This recent post by Sam Altman (of Y Combinator) on how to achieve outlier success was just passed around our office. And it’s so fucking good that I decided to regurgitate it here on the blog by listing all 13 of his thoughts along with some of his most salient points. All of the words below are his (not mine), but most of his words are missing. I wanted to make a more condensed version so that you could easily print out this post and affix it to your desk. I am about to do that. Thanks for a great post, Sam.


1. Compound yourself

I think the biggest competitive advantage in business—either for a company or for an individual’s career—is long-term thinking with a broad view of how different systems in the world are going to come together. One of the notable aspects of compound growth is that the furthest out years are the most important. In a world where almost no one takes a truly long-term view, the market richly rewards those who do.
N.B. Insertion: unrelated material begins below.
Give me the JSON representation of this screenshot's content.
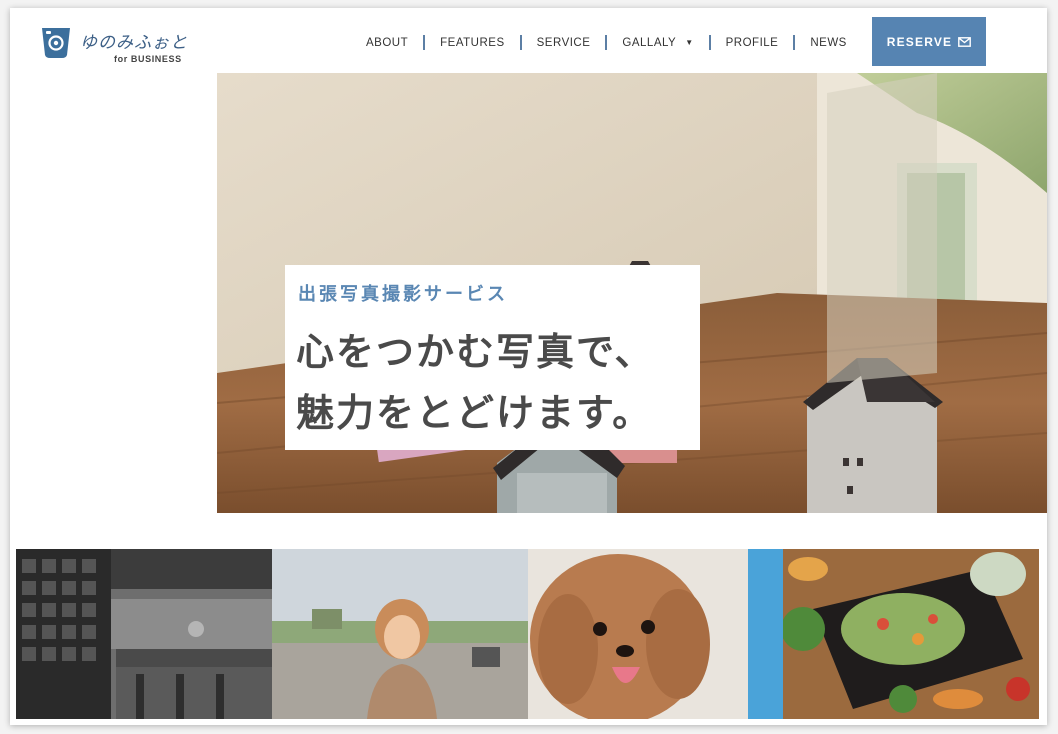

2. Have almost too much self-belief

Self-belief is immensely powerful. The most successful people I know believe in themselves almost to the point of delusion. Cultivate this early. As you get more data points that your judgment is good and you can consistently deliver results, trust yourself more. If you don’t believe in yourself, it’s hard to let yourself have contrarian ideas about the future. But this is where most value gets created.

3. Learn to think independently

Entrepreneurship is very difficult to teach because original thinking is very difficult to teach. School is not set up to teach this—in fact, it generally rewards the opposite. So you have to cultivate it on your own.

4. Get good at “sales”

All great careers, to some degree, become sales jobs. You have to evangelize your plans to customers, prospective employees, the press, investors, etc. This requires an inspiring vision, strong communication skills, some degree of charisma, and evidence of execution ability.
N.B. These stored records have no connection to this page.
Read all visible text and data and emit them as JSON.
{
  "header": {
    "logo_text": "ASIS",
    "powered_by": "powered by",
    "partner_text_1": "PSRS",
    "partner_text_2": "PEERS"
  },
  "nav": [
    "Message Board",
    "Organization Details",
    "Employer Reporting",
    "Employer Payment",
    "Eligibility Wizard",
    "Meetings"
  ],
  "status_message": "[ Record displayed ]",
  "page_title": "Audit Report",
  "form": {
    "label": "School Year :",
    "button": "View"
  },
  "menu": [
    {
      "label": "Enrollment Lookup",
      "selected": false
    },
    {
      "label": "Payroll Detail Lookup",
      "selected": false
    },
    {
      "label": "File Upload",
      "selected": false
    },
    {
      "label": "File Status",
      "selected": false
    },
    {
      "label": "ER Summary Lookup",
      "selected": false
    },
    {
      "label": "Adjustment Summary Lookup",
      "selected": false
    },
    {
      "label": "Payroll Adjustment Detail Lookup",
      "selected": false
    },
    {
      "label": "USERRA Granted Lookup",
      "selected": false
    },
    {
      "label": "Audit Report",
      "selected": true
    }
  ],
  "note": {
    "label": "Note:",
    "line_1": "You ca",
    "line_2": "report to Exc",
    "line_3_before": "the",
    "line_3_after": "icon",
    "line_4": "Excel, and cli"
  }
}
Getting good at communication—particularly written communication—is an investment worth making. My best advice for communicating clearly is to first make sure your thinking is clear and then use plain, concise language.

5. Make it easy to take risks

It’s often easier to take risks early in your career; you don’t have much to lose, and you potentially have a lot to gain. Once you’ve gotten yourself to a point where you have your basic obligations covered you should try to make it easy to take risks. Look for small bets you can make where you lose 1x if you’re wrong but make 100x if it works. Then make a bigger bet in that direction.

6. Focus

Once you have figured out what to do, be unstoppable about getting your small handful of priorities accomplished quickly. I have yet to meet a slow-moving person who is very successful.

7. Work hard

I think people who pretend you can be super successful professionally without working most of the time (for some period of your life) are doing a disservice. In fact, work stamina seems to be one of the biggest predictors of long-term success.

8. Be bold

If you are making progress on an important problem, you will have a constant tailwind of people wanting to help you. Let yourself grow more ambitious, and don’t be afraid to work on what you really want to work on.

9. Be willful

People have an enormous capacity to make things happen. A combination of self-doubt, giving up too early, and not pushing hard enough prevents most people from ever reaching anywhere near their potential.
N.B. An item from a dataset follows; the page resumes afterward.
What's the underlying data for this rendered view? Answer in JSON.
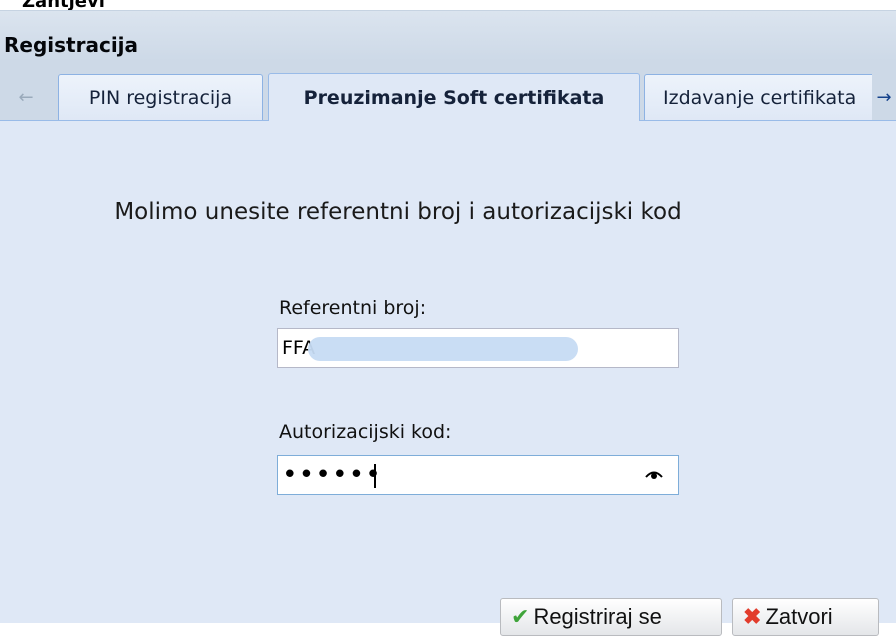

10. Be hard to compete with

Most people do whatever most people they hang out with do. This mimetic behavior is usually a mistake—if you’re doing the same thing everyone else is doing, you will not be hard to compete with.

11. Build a network

Great work requires teams. Developing a network of talented people to work with—sometimes closely, sometimes loosely—is an essential part of a great career. The size of the network of really talented people you know often becomes the limiter for what you can accomplish.

12. You get rich by owning things

The biggest economic misunderstanding of my childhood was that people got rich from high salaries. Though there are some exceptions—entertainers for example —almost no one in the history of the Forbes list has gotten there with a salary.

You get truly rich by owning things that increase rapidly in value.

13. Be internally driven

The most successful people I know are primarily internally driven; they do what they do to impress themselves and because they feel compelled to make something happen in the world. After you’ve made enough money to buy whatever you want and gotten enough social status that it stops being fun to get more, this is the only force I know of that will continue to drive you to higher levels of performance.